My Dinner With Android is the site of Tom Sgouros’ performance “Judy -or- What Is It Like To Be A Robot?”. This excellent performance raises questions about artificial intelligence and consciousness. I loved how the script of the performance became part of the issue.
Bear with me, a script about theory.
I went to see a performance last night of “Judy or What it Like To Be A Robot” by Tom Sgouros. This is a performance around questions of artificial intelligence, consciousness and scripting machines or performances. (http://www.sgouros.com/)
Today I asked one of my philosophy colleagues if that performance was itself a work of philosophy to which he replied that it was not.

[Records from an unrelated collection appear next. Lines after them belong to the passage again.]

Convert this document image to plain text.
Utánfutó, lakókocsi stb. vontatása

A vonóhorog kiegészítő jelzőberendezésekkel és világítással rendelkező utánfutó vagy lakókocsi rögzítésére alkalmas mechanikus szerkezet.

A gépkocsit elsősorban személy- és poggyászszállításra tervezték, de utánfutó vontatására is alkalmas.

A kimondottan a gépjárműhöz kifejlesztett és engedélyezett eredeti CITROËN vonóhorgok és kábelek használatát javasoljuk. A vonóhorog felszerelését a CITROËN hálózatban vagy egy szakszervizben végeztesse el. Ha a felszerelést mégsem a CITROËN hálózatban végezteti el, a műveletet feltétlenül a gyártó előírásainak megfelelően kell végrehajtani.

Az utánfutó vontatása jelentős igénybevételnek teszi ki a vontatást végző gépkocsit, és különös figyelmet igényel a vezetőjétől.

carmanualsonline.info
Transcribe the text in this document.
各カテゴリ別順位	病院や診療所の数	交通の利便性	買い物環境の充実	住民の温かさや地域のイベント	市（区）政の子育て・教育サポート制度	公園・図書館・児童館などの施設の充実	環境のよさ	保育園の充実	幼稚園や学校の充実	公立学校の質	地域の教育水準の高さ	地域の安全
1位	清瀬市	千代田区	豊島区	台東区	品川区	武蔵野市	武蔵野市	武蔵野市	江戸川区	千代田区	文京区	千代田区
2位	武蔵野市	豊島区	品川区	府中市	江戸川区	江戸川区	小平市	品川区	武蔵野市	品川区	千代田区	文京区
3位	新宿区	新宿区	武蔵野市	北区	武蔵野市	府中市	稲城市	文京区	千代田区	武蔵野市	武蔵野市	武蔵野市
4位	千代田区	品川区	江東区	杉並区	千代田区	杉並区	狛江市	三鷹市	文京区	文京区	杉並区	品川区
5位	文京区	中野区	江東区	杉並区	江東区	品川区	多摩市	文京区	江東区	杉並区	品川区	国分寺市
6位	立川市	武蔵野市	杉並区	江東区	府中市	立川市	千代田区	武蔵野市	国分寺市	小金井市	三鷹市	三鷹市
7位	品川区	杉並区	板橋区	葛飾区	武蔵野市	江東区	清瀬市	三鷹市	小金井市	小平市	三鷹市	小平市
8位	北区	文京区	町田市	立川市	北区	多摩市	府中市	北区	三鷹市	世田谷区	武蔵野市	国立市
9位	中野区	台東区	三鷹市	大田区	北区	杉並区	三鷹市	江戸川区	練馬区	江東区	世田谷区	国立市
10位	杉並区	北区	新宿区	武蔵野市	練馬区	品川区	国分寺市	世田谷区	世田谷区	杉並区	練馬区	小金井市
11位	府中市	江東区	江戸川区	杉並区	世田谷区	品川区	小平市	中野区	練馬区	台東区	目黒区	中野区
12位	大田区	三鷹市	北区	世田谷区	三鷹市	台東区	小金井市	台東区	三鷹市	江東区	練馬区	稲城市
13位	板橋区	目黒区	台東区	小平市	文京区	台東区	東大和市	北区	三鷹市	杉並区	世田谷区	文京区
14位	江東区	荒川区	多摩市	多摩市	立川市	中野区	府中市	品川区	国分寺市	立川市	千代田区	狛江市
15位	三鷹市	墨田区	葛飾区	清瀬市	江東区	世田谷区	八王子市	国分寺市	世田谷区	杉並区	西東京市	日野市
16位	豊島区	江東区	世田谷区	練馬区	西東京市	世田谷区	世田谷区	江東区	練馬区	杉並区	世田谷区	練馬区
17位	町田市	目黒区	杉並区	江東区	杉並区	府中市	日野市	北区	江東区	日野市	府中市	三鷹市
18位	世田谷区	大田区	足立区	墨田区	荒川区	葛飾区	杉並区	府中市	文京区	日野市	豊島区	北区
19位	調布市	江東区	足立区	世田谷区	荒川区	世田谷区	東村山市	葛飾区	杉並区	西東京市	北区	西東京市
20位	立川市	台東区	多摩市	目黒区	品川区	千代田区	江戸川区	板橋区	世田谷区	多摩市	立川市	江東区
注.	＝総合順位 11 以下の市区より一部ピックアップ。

He said it was “philosophically informed” the way a movie like the Matrix is.
When pushed on this he asserted that the performance did not make assertions that could be assessed the way philosophical assertions can. In other words it did not present a theory, where a theory would be a coherent set of general assertions about some subject. Instead the actors (Tom and Judy) performed characters who made assertions (among other things.)
I then pointed out that the word “theory” comes from the Greek to “view” and shares a common root with “theatre” which suggests that theories are works that stand-back in some fashion in order to present a particular type of view on the subject theorized.
To this he replied that etymology isn’t definition – it doesn’t mean that is how we use the word today. This raised the question of whether a philosophical dialogue is a “work of philosophy” capable of presenting theory or whether philosophers like Wittgenstein can be said to present theories when they appear to be resisting theorizing (or trying to cure us of the temptation).
The relevance of this story is that we need to expand the question to look not only at theory but the practices associated with theory. What does it mean to theorize? How do we do it? How do we exchange theories? Is all theory performed, even if the performance is a reading?
Humanities computing brings a new set of practices to the mix. Developing a computer model of a subject of inquiry is a form of applied theorizing. It is a method or practice that humanities computing is introducing into the humanities whereby we try to formally describe in code a subject so that the computer can perform the theory as a way of testing it. Again, this is a stepping-back-to-view akin to stepping back from writing theory.
The question I ask myself is whether there are inherent constraints to theories modeled as code for automata that limit what can be theorized through computing? We should ask Judy.